Non-compete clause

Under prohibition of competition restricting the economic activity is understood with respect to an existing or past contractual relationship in German law. It exists mainly in the German labor law, but also in commercial law for independent agents § 90a HGB and corporate law, eg § 112 HGB.

  • 4.1 waiting allowance
  • 4.2 -competition clause in a one-man GmbH

While an employment relationship (Legal -competition clause )

During the existence of an employment relationship, it is forbidden to the employee to make his employer without his consent competition. The employee may therefore not do business in the same field of activity of the employer for other persons or for their own account.

If you breach the ban on competition of workers to the employer is liable for damages. Also, a termination may be justified under certain circumstances.

The legal basis is § 60 HGB, which applies directly only for trading agents. While this is only the smallest part of the workers, but the Court shall make an analogous application to all workers.

After termination of employment ( Non-compete clause )

In principle, the compete clause ends after termination of employment. However, it may be agreed in writing that the former employee may make the employer after termination of the employment relationship is no competition ( " non-competition agreement "). The legal basis is § 110 Industrial Code in conjunction with § 74 to § 75f Commercial Code.
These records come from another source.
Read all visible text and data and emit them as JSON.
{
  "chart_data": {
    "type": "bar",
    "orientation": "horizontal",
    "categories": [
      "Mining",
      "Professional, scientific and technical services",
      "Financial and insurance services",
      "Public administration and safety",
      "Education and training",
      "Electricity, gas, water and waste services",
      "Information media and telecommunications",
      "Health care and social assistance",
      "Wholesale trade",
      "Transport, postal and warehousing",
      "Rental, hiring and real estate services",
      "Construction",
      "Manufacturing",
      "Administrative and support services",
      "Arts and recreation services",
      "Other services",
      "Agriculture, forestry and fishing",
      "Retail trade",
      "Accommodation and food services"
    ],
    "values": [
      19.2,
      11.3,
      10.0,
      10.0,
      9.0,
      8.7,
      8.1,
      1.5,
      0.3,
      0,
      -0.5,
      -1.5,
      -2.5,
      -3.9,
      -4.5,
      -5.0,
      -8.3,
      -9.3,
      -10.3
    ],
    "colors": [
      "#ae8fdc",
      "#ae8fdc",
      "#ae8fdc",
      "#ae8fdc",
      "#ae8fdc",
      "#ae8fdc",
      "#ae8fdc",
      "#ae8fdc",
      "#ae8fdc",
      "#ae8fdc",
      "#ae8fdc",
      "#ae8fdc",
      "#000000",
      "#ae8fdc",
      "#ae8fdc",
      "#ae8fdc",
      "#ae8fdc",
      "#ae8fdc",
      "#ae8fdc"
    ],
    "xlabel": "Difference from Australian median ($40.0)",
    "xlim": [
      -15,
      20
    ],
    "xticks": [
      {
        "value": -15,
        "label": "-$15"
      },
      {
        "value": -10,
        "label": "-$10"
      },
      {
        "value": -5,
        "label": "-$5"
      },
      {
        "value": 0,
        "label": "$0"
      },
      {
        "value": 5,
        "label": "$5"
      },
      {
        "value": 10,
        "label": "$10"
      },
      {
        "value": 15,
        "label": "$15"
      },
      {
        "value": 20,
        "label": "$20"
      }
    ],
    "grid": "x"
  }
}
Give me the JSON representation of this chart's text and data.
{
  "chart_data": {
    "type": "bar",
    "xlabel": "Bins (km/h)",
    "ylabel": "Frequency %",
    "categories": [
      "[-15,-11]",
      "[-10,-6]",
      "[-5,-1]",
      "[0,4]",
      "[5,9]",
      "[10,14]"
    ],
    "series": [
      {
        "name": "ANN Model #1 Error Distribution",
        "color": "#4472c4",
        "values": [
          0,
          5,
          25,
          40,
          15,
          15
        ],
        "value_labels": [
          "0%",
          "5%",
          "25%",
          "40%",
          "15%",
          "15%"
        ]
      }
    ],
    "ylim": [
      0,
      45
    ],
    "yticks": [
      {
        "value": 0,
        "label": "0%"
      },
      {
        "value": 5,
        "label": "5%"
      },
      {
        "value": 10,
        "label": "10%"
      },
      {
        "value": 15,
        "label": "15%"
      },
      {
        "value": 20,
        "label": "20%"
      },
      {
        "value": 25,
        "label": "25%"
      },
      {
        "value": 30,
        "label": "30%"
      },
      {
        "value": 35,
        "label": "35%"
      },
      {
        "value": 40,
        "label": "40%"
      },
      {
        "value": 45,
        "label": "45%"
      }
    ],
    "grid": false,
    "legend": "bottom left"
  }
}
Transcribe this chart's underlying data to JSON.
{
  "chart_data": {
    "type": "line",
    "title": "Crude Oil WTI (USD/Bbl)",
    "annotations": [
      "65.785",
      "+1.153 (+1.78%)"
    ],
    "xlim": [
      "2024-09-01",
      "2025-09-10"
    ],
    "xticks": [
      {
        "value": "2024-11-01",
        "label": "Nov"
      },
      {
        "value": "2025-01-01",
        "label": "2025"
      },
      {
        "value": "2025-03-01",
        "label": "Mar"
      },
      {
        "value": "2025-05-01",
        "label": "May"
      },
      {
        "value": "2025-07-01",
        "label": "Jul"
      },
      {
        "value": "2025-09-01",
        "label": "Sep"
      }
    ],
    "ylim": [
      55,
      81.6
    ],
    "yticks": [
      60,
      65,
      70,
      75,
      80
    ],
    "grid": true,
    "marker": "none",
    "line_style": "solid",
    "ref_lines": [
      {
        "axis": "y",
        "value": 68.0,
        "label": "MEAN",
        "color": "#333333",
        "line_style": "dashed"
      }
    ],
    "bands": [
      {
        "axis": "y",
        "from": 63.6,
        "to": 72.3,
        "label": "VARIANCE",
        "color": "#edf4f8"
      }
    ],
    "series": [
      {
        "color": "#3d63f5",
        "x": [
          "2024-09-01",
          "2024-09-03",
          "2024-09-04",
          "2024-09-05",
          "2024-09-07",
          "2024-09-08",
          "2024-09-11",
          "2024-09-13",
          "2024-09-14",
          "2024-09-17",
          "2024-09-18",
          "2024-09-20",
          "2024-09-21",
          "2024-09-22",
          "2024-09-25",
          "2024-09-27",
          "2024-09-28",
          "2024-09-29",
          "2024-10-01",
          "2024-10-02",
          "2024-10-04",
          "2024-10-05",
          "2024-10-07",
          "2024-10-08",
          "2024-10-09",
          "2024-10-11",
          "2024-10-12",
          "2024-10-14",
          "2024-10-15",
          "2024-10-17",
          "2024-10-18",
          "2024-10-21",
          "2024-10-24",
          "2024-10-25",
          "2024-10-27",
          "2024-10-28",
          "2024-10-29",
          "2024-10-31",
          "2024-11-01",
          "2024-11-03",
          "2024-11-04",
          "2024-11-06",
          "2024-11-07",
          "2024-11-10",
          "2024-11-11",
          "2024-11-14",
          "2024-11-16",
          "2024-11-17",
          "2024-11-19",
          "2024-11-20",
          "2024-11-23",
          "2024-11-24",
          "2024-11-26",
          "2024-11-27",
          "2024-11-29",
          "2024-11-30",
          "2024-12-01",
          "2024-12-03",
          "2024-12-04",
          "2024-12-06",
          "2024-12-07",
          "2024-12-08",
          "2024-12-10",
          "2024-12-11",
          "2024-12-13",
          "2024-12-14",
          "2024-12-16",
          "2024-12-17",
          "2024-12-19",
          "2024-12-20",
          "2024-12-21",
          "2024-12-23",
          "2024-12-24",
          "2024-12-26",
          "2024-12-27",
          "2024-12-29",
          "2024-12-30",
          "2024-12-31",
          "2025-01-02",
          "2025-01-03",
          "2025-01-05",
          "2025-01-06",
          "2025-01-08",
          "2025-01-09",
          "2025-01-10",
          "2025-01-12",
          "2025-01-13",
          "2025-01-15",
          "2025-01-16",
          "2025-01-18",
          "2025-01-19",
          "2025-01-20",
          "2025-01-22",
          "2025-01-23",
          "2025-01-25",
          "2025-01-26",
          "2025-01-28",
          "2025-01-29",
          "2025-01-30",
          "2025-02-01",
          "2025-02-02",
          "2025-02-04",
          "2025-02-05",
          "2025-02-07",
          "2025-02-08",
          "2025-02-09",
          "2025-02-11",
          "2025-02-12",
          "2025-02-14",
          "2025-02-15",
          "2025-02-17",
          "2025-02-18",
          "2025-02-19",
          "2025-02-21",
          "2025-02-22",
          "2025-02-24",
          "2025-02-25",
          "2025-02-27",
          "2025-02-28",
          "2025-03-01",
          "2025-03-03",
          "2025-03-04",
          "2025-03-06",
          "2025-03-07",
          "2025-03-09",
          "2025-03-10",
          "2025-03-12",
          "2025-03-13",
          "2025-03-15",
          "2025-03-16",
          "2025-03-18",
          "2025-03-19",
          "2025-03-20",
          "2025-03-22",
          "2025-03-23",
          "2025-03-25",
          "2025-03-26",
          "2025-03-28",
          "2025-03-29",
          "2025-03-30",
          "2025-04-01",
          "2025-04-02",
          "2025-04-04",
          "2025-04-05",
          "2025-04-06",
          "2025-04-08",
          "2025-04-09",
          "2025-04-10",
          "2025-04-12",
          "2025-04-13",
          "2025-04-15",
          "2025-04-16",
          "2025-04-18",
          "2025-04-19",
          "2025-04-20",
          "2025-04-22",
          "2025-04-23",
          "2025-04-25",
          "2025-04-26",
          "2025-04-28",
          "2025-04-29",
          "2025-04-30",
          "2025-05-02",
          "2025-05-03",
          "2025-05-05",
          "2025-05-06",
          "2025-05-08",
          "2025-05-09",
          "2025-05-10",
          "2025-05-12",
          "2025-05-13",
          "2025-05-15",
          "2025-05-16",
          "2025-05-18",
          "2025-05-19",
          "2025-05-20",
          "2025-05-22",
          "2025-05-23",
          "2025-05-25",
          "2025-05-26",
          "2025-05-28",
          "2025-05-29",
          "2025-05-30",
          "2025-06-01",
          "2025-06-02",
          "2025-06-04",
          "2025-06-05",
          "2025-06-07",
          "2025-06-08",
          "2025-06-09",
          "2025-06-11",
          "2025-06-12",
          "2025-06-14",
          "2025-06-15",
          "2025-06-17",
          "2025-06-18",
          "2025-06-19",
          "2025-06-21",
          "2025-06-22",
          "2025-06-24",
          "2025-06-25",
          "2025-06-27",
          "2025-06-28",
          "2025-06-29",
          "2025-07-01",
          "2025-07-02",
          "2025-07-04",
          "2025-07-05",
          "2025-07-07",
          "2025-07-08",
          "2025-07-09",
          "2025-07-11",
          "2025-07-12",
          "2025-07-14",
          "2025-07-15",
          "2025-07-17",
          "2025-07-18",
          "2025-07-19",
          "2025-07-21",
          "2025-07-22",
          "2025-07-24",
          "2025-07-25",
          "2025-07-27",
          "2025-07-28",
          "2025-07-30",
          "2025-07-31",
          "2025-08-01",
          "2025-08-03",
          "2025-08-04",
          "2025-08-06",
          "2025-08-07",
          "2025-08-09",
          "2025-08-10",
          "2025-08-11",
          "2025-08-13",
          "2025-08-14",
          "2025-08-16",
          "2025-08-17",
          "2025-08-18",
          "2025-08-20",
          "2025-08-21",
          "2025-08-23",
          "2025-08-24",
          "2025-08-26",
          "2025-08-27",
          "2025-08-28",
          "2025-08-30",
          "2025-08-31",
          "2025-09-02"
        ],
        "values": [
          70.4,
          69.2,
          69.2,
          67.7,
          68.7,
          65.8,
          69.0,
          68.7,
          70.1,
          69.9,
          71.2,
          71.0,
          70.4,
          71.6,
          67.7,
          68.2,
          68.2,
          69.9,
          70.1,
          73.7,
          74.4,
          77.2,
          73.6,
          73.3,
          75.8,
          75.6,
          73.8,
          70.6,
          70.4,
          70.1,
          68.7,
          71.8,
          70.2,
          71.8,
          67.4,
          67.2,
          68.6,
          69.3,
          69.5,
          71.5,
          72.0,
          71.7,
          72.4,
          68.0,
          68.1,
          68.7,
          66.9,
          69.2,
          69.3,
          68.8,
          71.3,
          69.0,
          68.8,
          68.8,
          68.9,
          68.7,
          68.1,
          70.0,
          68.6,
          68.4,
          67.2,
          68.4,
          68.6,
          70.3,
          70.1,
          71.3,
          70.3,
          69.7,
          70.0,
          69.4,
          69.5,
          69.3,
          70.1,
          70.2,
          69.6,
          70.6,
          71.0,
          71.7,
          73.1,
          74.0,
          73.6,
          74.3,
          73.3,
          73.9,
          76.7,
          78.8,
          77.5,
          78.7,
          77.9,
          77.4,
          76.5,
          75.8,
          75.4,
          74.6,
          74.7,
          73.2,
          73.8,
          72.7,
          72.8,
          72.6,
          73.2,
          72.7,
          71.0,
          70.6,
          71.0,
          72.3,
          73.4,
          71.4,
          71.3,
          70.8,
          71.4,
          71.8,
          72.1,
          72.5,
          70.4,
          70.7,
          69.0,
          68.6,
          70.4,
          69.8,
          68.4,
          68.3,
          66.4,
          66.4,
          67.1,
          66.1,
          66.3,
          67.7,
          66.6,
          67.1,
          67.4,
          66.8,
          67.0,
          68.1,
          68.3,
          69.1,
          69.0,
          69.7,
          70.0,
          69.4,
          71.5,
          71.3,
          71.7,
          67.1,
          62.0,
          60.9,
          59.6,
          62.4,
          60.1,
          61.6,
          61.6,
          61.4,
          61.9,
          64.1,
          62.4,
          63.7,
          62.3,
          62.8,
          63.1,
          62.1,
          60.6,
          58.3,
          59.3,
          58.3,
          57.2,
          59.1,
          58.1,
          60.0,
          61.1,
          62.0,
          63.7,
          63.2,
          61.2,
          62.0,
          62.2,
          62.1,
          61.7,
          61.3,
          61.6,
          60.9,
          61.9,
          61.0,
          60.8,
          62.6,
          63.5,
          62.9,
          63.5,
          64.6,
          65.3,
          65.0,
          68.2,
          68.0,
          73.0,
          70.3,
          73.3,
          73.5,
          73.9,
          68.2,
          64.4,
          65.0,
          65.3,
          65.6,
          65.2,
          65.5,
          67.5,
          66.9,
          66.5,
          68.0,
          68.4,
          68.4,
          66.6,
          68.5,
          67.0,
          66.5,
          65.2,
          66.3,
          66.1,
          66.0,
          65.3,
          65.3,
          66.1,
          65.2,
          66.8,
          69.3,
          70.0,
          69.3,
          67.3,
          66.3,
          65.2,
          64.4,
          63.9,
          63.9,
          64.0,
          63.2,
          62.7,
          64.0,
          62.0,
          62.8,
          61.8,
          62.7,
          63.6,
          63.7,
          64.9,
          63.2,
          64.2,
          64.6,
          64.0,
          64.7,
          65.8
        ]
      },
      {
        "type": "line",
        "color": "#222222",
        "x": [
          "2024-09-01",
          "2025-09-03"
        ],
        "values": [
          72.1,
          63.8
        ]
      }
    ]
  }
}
The non-competition clause, for example, be part of the employment contract.

Requirements

  • The non-competition clause is only up to a maximum period of 2 years allowed ( § 74a para 1 sentence 3 HGB).
  • In the agreed period of the former employer ( at least half of the last salary ) (§ 74 para 2 HGB) has this limitation by a corresponding monthly payment balance ( waiting allowance ).
  • The employer has a legitimate business interest asserted (for example, protection of trade secrets or its customers or suppliers circuit acc. § 74a para 1 sentence 1 HGB).
  • Written agreement of the post -competition clause ( acc including handing over the certificate. § 74 para 1 HGB).
  • No agreement with minors (§ 74a para 2 HGB).
  • The employer ( " principal " ) can do without the expressed prior to competition clause before the termination of employment. This waiver, however, freed him only after a year of maternity leave payment obligation ( § 75a HGB).
  • Details of the qualifying remuneration rules § § 74b and 74c HGB. In particular, is regulated there, as the waiting allowance calculated and otherwise purchase will be credited.

A non-binding pursuant to § 74a para 1 HGB is available if the non-competition clause is disproportionate. (Example: A Bavarian Brewery puts master brewer a competition ban from Germany to order the progress of the master brewer is unreasonably difficult, and therefore the ban on competition binding.. ) It is non-binding, even if the waiting allowance is granted less, as required by law, § 74 Abs. 1 HGB.

Directors and executive officers

In addition to the provisions in the Commercial Code and the Industrial Code, there are also non-competition clause for board members of a corporation as well as personally liable partner of a KGaA, see § 88, § 284 AktG during the existing contract. This also applies to managing a limited company, derived from their general duty of loyalty, § 35 This does not apply a one-man GmbH, in the words of the sole shareholder is also the Managing Director.

Non-compete prohibitions exist only if specifically agreed.

Tax and social security aspects

Waiting allowance

Leave compensation for post-contractual non-competition clauses are subject to income tax. However, since there is no employment, social security contributions are not remitted.

Competition clause in a one-man GmbH

In a one-man GmbH can contest of the managing director lead to tax problems from the viewpoint of a hidden profit distribution.